Kibir, konumuz olan eserde olduğu gibi erken dönemlerden itibaren İslâm ahlâk ve tasavvuf kitaplarıyla edep ve hikemiyata dair mecmuaların önemli konularından biri olmuş; bu kaynaklarda kibrin anlamı ve mahiyeti, sebepleri, belirtileri, dinî, ahlâkî ve içtimaî zararları gibi konular üzerinde durulmuştur. Bunlar arasında Gazzâlî’nin İhyâ’ü ʿulûmi’d-dîn’inin özel bir yeri vardır.

Eserin “Kitâbü Zemmi’l-kibr ve’l-ucb” başlıklı bölümünde konuyla ilgili başlıca âyet ve hadislerle seleften intikal eden açıklamalar aktarılmıştır. Bunlardan birkaçı şu şekildedir: “Böylece Allah, bütün kibirli ve zalimlerin kalbini mühürler.” (Ğafir 40/35), “Hiç şüphesiz Allah, kibirlik isteyen ve taslayanı sevmez.” (en-Nahl 16/23). Allah kudsî bir hadiste buyrdu ki: "Büyüklük benim ridam (hırkam) dır. Onu kendimden başkası için kabul etmem." (Cebecioğlu, 2014: 158). Konu ile ilgili olarak Veheb b. Münebbih şunları aktarmış, Allah adn cennetini yaratığı zaman ona nazar ederek;

“Sen bütün kibir sahibine haramsın.” demiştir. Muhammed b. Hasan b. Ali şöyle demiştir:

“Kişinin kalbine giren kibir miktarıyla, aklında noksanlık meydan gelir.” (Gazzalî, 1462/2005:

1291-1295).

Müellif, kibir hastalığından kurtulmak için eserindeki mısralarda şunları bildirmiştir:

هَكَم ْرُّبَكَت ِنيِهَم ْكَڤَآ ِژ هَكِب ا َر ىِدُخ ِقْلَخ ِژ ْعُضا َوَت

“Hakir (basit) bir sudansın.

Tekebbür etme ve Allah’ın yaratıklarına tevazuu göster.” (Si‘irdî, t. y: 26).
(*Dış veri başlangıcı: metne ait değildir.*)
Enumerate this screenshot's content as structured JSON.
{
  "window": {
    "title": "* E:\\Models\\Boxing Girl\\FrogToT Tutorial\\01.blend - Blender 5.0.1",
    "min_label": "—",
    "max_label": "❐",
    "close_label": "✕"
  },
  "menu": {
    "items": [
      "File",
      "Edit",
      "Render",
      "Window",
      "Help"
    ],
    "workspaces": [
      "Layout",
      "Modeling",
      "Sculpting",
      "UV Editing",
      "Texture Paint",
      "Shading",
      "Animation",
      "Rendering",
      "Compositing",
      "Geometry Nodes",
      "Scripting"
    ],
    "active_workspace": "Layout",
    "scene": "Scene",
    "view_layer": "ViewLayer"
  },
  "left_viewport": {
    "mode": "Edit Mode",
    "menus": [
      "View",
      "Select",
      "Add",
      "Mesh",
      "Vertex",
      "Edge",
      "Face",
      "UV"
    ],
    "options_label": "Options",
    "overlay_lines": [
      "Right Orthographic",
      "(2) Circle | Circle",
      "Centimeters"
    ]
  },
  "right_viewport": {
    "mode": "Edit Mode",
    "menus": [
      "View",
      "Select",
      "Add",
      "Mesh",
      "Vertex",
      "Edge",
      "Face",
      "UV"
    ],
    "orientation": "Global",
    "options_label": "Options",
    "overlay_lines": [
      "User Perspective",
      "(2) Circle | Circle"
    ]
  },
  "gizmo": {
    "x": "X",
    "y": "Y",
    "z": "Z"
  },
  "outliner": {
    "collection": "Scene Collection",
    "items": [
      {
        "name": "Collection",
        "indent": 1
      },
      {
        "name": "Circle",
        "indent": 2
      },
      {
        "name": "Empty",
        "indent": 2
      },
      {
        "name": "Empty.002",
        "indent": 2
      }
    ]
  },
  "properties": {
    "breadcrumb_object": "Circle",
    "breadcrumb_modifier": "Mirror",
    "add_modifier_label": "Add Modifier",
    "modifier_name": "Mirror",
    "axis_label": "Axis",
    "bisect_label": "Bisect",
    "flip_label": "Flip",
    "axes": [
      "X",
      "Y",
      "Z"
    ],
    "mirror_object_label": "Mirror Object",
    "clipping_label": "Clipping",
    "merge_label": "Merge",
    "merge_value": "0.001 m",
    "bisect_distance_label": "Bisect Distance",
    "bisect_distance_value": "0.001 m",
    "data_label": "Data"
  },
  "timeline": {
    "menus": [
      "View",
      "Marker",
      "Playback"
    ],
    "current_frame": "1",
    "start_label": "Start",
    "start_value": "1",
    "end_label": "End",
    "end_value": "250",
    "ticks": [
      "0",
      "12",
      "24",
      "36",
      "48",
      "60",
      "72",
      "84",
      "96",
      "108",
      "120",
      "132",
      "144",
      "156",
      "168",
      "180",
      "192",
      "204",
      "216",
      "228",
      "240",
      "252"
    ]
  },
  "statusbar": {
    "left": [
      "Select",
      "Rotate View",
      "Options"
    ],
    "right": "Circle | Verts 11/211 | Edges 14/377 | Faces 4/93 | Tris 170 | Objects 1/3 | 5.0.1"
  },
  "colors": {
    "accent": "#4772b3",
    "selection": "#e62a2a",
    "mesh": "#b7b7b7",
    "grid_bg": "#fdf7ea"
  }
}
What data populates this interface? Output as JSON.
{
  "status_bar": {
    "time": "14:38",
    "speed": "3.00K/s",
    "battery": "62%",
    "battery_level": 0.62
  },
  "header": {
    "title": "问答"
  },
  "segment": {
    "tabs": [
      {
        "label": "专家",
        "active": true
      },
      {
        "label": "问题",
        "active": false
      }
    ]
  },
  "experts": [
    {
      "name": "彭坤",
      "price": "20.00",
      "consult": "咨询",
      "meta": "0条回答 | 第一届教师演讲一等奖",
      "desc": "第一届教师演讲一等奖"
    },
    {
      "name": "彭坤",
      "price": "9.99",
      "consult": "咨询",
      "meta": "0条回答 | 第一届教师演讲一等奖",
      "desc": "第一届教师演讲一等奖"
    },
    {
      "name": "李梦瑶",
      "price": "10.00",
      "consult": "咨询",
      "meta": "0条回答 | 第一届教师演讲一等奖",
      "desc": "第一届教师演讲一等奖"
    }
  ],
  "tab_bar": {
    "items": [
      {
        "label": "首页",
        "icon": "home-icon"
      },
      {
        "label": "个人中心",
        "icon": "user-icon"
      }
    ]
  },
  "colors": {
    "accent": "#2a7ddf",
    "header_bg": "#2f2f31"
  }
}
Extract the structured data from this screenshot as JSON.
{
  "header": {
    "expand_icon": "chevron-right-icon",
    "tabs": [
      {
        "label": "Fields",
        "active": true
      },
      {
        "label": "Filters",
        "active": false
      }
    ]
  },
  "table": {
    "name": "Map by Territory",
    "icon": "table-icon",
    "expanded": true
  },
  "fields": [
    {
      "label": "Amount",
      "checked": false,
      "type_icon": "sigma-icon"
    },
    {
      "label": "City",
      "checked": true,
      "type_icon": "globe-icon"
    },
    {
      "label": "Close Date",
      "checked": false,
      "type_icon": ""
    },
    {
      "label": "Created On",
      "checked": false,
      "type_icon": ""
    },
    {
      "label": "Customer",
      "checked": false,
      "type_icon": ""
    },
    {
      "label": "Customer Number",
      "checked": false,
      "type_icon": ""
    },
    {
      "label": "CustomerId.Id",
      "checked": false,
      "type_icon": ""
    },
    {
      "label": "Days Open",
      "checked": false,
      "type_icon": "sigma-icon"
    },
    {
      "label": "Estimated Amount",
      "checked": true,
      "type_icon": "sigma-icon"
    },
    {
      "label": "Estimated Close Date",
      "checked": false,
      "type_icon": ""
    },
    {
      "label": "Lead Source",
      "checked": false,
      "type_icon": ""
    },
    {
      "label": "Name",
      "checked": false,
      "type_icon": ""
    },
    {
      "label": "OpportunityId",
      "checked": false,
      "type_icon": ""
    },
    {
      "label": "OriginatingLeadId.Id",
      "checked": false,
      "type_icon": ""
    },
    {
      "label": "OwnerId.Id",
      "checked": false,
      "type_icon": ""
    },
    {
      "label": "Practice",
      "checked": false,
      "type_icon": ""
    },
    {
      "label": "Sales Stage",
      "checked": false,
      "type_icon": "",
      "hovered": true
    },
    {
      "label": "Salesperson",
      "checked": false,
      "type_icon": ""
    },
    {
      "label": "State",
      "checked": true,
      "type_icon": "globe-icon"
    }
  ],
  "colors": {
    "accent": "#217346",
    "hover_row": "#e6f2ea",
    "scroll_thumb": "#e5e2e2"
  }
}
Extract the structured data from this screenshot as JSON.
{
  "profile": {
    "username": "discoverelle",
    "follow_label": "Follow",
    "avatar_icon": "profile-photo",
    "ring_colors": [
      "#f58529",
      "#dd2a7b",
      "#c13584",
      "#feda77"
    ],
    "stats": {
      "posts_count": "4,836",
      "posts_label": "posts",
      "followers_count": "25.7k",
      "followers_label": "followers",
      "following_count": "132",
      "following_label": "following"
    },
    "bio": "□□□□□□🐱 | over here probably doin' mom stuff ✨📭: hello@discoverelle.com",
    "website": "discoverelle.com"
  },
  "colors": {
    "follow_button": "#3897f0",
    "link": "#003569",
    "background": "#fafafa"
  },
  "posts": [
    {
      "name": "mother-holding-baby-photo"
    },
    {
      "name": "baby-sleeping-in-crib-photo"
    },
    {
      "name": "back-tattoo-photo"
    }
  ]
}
Müellif burada insanoğluna aslını, maddesini hatırlatmak suretiyle onu kibirden vazgeçirmeye çalışmaktadır. Zira o, insan aslının, başka iki insanın cinsel organlarından çıkan basit bir sudan meydana geldiğini ve bu şekilde yaratılan birinin tekebbür etmeye layık olmadığını, hele hele bu tekebbürü kendisini yoktan yaratan Rabbine karşı olduğunda daha büyük bir vebal olduğunu ifade etmektedir (Koğî, t. y.: 45).

Gerçekten insanoğlunun başlangıcı basit (pis) bir sudandır. Sonra hayatı boyunca bağırsaklarında pislik taşımaktadır. Daha sonra toprağa karışarak, çürüyerek pislik hale gelecektir. Dolayısıyla bu şekilde bir varlığın böbürlenmeye hiç mi hiç hakkı yoktur (el-Koğî, t. y.: 45) zira büyüklük Allah'a mahsustur. Bu nedenle büyüklenme, tasavvufî açıdan, bir çeşit Firavun gibi, ilahlık ilan etme olarak görülmüş ve bir tür şirke benzetilmiştir (Cebecioğlu, 2014: 158).

Diğer taraftan Müellif, kibrin ortadan kaldırması için tevazuu tavsiye etmektedir (Si‘irdî, t. y: 26).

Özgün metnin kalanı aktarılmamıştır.